Is your feature request related to a problem? Please describe. Customers authenticate users to the Kubeflow platform using Cognito or Cognito integrated with their idP(Okta, AD etc.). These users(data scientist, ML engineer) then need to have a profile/namespace in Kubeflow to work on their ML tasks. Customers need ways to manage profiles and collaborators for user profiles in Kubeflow. This issue is to discuss and propose solutions for managing user profiles

Describe the solution you'd like Few approaches to consider (in no particular order):

• Use a Lambda function with Cognito triggers: https://aws.amazon.com/blogs/opensource/building-a-multi-tenant-kubeflow-environment-on-amazon-eks-using-amazon-cognito-and-adfs/
• Create a custom controller to poll and sync users from Cognito: https://aws.amazon.com/blogs/machine-learning/build-repeatable-secure-and-extensible-end-to-end-machine-learning-workflows-using-kubeflow-on-aws/
• Create a terraform stack to manage profiles which can be triggered separate from the Kubeflow control plane stack using a CI system (e.g. Gitlab)
• Use a GitOps based controller/approach

Describe alternatives you've considered A clear and concise description of any alternative solutions or features you've considered.

Additional context Consider a person leaving the company.

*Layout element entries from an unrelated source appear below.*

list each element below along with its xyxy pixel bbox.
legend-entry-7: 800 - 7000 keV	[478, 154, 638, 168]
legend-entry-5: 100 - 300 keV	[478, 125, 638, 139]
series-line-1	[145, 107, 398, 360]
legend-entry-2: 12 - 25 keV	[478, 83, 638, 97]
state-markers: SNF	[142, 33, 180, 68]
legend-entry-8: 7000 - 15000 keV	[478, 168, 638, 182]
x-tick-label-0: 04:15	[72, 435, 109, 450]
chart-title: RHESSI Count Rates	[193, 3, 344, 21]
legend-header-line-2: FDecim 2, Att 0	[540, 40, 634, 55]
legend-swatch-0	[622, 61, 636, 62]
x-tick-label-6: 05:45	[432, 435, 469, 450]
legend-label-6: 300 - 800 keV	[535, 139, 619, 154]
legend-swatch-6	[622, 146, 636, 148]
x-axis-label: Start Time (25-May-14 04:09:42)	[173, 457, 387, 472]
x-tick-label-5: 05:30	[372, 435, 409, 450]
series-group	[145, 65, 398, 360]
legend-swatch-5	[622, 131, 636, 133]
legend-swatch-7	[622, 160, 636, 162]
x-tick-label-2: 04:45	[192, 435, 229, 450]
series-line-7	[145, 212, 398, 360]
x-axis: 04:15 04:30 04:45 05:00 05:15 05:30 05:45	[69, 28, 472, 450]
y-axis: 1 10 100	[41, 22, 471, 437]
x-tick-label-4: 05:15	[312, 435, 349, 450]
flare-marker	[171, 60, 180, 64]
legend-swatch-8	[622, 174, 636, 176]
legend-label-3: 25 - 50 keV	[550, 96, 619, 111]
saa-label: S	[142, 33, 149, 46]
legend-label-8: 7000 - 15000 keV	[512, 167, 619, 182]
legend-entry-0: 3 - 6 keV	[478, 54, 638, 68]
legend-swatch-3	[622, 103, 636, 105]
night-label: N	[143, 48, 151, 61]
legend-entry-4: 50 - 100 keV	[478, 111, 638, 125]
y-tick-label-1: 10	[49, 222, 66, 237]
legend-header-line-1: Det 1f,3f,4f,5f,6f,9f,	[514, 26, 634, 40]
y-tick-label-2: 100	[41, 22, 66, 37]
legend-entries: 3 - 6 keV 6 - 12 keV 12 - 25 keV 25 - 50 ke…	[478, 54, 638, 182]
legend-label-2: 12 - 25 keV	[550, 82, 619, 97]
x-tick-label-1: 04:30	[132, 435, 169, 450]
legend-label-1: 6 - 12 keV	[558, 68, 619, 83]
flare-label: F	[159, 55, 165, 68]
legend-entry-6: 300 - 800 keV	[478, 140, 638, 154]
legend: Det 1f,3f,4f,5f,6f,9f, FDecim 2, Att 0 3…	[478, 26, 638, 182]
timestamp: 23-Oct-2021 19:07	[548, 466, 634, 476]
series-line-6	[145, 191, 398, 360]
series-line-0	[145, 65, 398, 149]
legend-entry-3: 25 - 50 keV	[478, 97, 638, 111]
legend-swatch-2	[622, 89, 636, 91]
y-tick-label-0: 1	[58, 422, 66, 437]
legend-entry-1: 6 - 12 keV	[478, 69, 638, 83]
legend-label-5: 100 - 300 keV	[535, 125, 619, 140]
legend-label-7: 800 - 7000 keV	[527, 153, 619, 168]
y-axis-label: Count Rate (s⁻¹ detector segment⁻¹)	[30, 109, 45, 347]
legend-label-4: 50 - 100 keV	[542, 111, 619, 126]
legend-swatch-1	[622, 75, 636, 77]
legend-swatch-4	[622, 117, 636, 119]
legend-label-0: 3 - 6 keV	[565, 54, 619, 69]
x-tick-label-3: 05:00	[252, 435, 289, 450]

Nice to have: Consider customers who have multiple deployments(dev/prod), they shall be able define their configurations at one place and deploy the same configuration according to the environment

[jbgerth]

Hey, thanks for reaching out to the community. My team and I are also very interested in how to tackle this issue.

In our setup, we have a deployment with about 50 users and multiple projects. Additionally, we have multiple environments i.e. dev and prod for the users as well as sandbox accounts for infrastructure testing.

For authentication, we are using Cognito plus Azure AD. Granting access to Kubeflow is done via AD groups. The difficult part for us was to map the users from AD/Cognito to Kubeflow profiles. In our first attempt, we added the profiles manually in Terraform on user request. This works fine for the number of users, but this means that we always need someone to approve changes. Therefore, we looked for something more automated.

In our current version, we integrated Azure AD with Lambda. Each change of pre-selected Azure enterprise applications triggers an event in Lambda via the SCIM interface. This event is then processed and synced to our Terraform stack on GitHub. From there a GitHub actions pipeline syncs the Profiles to the desired Kubeflow environments.

We decided against the Cognito trigger for Lambda because that would make the initial user experience worse. The trigger would only fire once the user logs in for the first time. This would lead to the user not having a profile during the first login and we feared having a lot of confused users.